Las primeras imágenes lo muestran atravesando la puerta de ingreso del nosocomio, cuya guardia se encontraba desierta. Se ve un salón iluminado por una mortecina luz fluorescente. Sube unas escaleras con descanso y accede al primer piso. Con el haz del reflector guía sus pasos entre pasillos oscuros, sorteando escombros y basura. Comienza a llamar por su nombre a su amigo, pero el lugar se encuentra en silencio. La cámara capta un zapato de niño, tirado entre los despojos y al recorrer lo que parece ser una sala descubre una pared cubierta de estampitas de santos y un altar desbordado por la cera seca de velas.
-“Esto debió ser la terapia intensiva”, murmura Hernán L., mientras recorre el salón vacío, con paredes descascaradas, cables que cuelgan del techo, esqueletos de camas, colchones viejos y el piso cubierto de fragmentos de cerámicos. Sale a un pasillo y después de ingresar en varias habitaciones encuentra la antigua sala de terapia intensiva, en la que se encuentra la computadora con la que se comunicaba con Miguel. Con su cámara se aproxima a la pantalla y puede ver su propia habitación del otro lado.
-“Me olvidé de apagar la webcam… con tanto apuro. ¡Miguel, adónde carajo estás!”, grita impaciente. Solo el silencio le responde. “El altillo”, musita y agrega “¿por dónde se sube al altillo?”. Sigue vagando por nuevos pasillos oscuros y pasa por un quirófano y lo que parece ser una cocina, completamente abandonados; luego más corredores ruinosos hasta que desemboca en una especie de terraza sumida en la oscuridad. Jadeante avanza hasta encontrar una escalera empotrada a la pared y sube a duras penas, sujetándose con la misma mano que aferra la agarradera de la cámara, lo que provoca imágenes caóticas. Finalmente llega al segundo piso y camina con paso vacilante hacia una habitación sin ventanas y con una sola puerta de chapa. Alrededor, las luces de la ciudad titilan, completamente ajenas a la escena. Hernán manipula la manija, pero recién logra abrirla tras empujarla con la cadera. “¿Qué es esto?”, exclama, mientras recorre el lugar atestado de cajas y viejos aparatos, que apenas se divisan bajo la temblorosa luz del reflector. “¡Que lo parió, justo ahora me vengo a quedar sin luz!”, exclama. Tropieza con los objetos hasta dar en un rincón con una silueta humana, en posición fetal.
-“¡Miguel! ¿Qué te pasó? ¿Qué haces aquí?”, grita mientras enfoca directamente al rostro de su amigo. Su cara parece envejecida, con un rictus de espanto. La luz de la cámara se apaga totalmente.

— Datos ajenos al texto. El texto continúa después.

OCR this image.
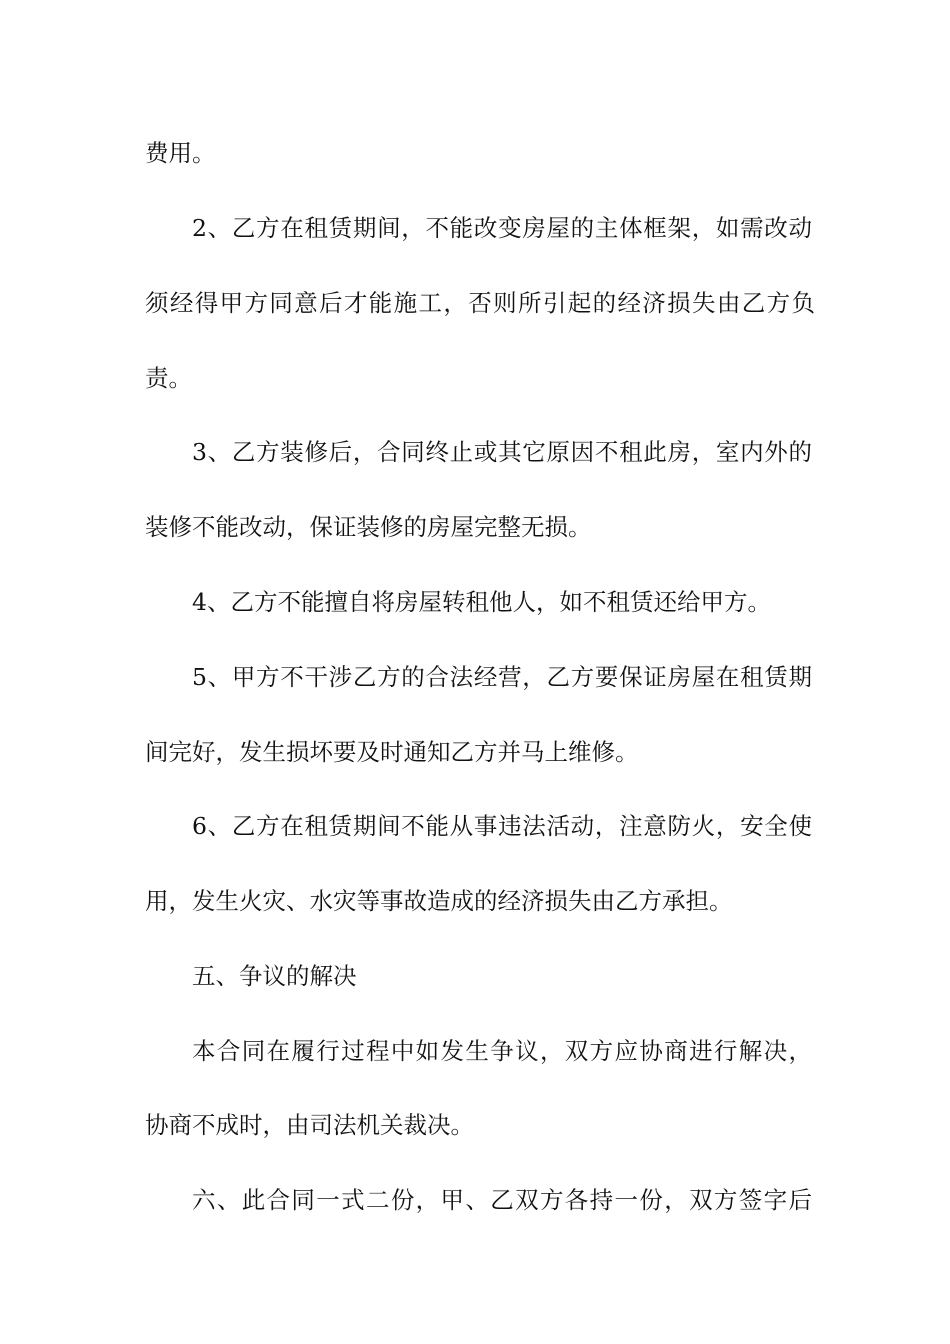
费用。
2、乙方在租赁期间，不能改变房屋的主体框架，如需改动
须经得甲方同意后才能施工，否则所引起的经济损失由乙方负
责。
3、乙方装修后，合同终止或其它原因不租此房，室内外的
装修不能改动，保证装修的房屋完整无损。
4、乙方不能擅自将房屋转租他人，如不租赁还给甲方。
5、甲方不干涉乙方的合法经营，乙方要保证房屋在租赁期
间完好，发生损坏要及时通知乙方并马上维修。
6、乙方在租赁期间不能从事违法活动，注意防火，安全使
用，发生火灾、水灾等事故造成的经济损失由乙方承担。
五、争议的解决
本合同在履行过程中如发生争议，双方应协商进行解决，
协商不成时，由司法机关裁决。
六、此合同一式二份，甲、乙双方各持一份，双方签字后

-“¡Miguel, adónde está la puerta, no veo nada! ¡Se cerró!”, vocifera desesperado Hernán. La cámara parece haber quedado tirada a un costado y solamente registra audio ambiente. Pasan incontables minutos en los que se adivina que el recién llegado trata de encontrar la salida y tropieza con los cacharros.

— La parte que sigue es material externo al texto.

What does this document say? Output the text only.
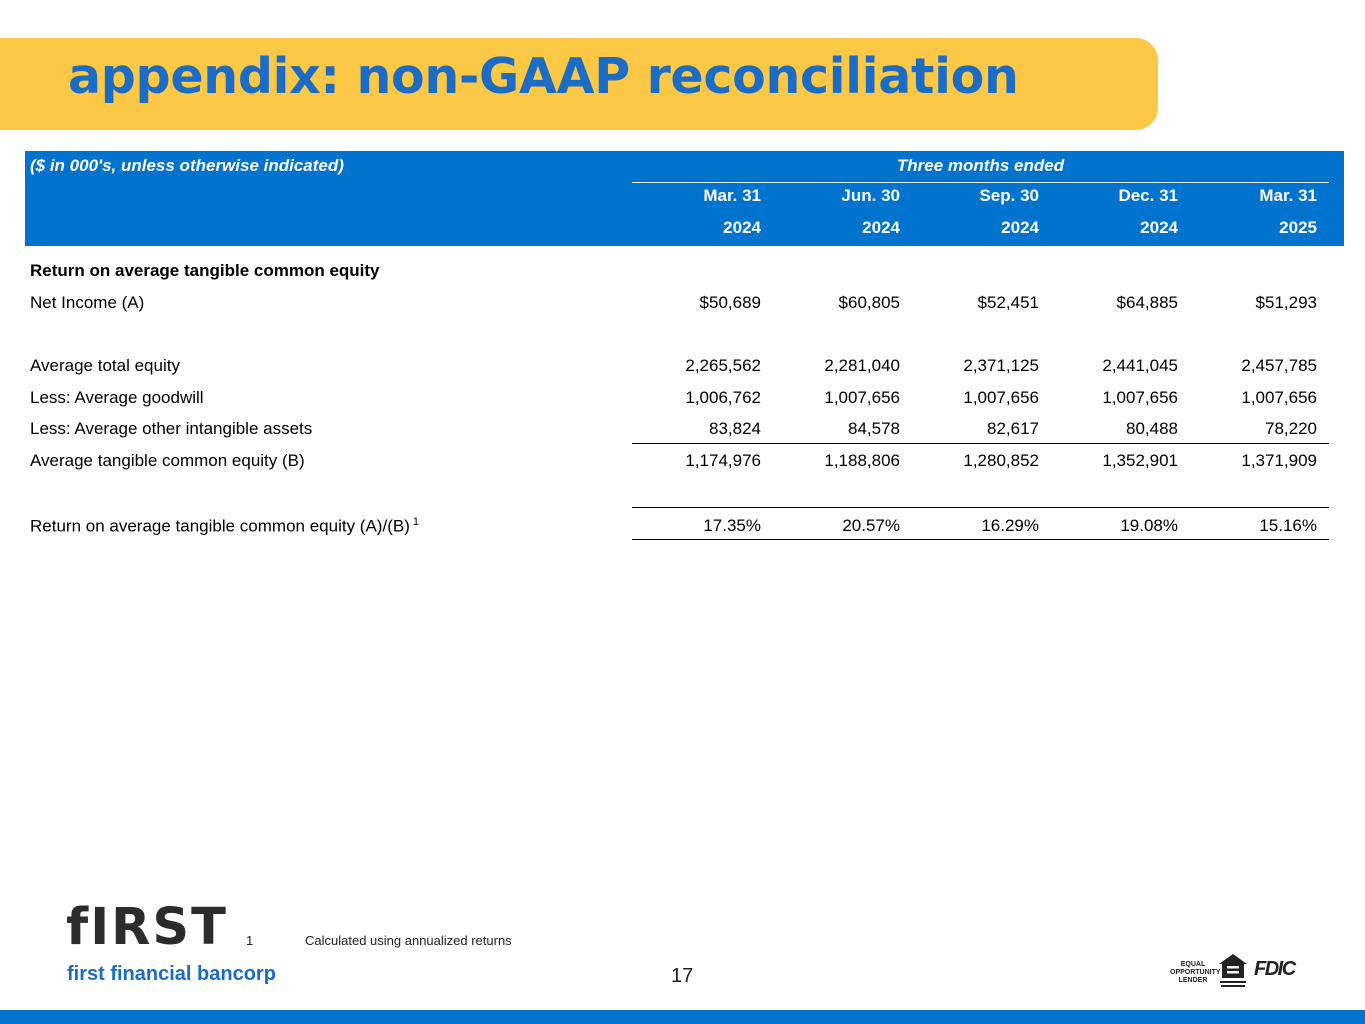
appendix: non-GAAP reconciliation
($ in 000's, unless otherwise indicated)	Three months ended
Mar. 31	Jun. 30	Sep. 30	Dec. 31	Mar. 31
2024	2024	2024	2024	2025
Return on average tangible common equity
Net Income (A)	$50,689	$60,805	$52,451	$64,885	$51,293
Average total equity	2,265,562	2,281,040	2,371,125	2,441,045	2,457,785
Less: Average goodwill	1,006,762	1,007,656	1,007,656	1,007,656	1,007,656
Less: Average other intangible assets	83,824	84,578	82,617	80,488	78,220
Average tangible common equity (B)	1,174,976	1,188,806	1,280,852	1,352,901	1,371,909
Return on average tangible common equity (A)/(B) $^1$	17.35%	20.57%	16.29%	19.08%	15.16%
fIRST
first financial bancorp
1	Calculated using annualized returns
17
EQUAL OPPORTUNITY LENDER
FDIC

De pronto rompe su silencio Miguel A. con una voz grave, distinta a la de las grabaciones anteriores: -“Quedate quieto. Ellos ya saben que estás aquí”.
-“¿Qué es esto? ¿Quiénes son ellos?” El otro continúa: “Ellos me mostraron la salida de este mundo. Van y vienen permanentemente. Los atrae el dolor, por eso es que están aquí. ¡Tantos niños han agonizado y muerto en este lugar! Sin ir más lejos, precisamente en este sitio se guardaban los cadáveres, hasta que se los llevaban a la morgue… Por este rincón desolado entran y se alimentan del sufrimiento. No sé quiénes son ellos, ni de dónde vienen. Pienso que nuestras mentes limitadas los llaman fantasmas, aunque en realidad sean habitantes de otras dimensiones. Ahora saben que lo sabemos y no lo van a dejar así nomás”.
-“¡Decime cómo salgo de aquí! ¡Yo vine a ayudarte y ahora estamos encerrados aquí! ¡Dejá de hablar estupideces y ayudame a buscar la salida!”, grita Hernán, al borde del llanto.
“Calmate. Ya no hay nada que podamos hacer. Sólo hay que esperar el fulgor”, sentencia Miguel.
Un silencio asfixiante otra vez, hasta que Hernán comienza a llorar. De repente, estalla un resplandor parecido a un relámpago, al que rápidamente devora la oscuridad.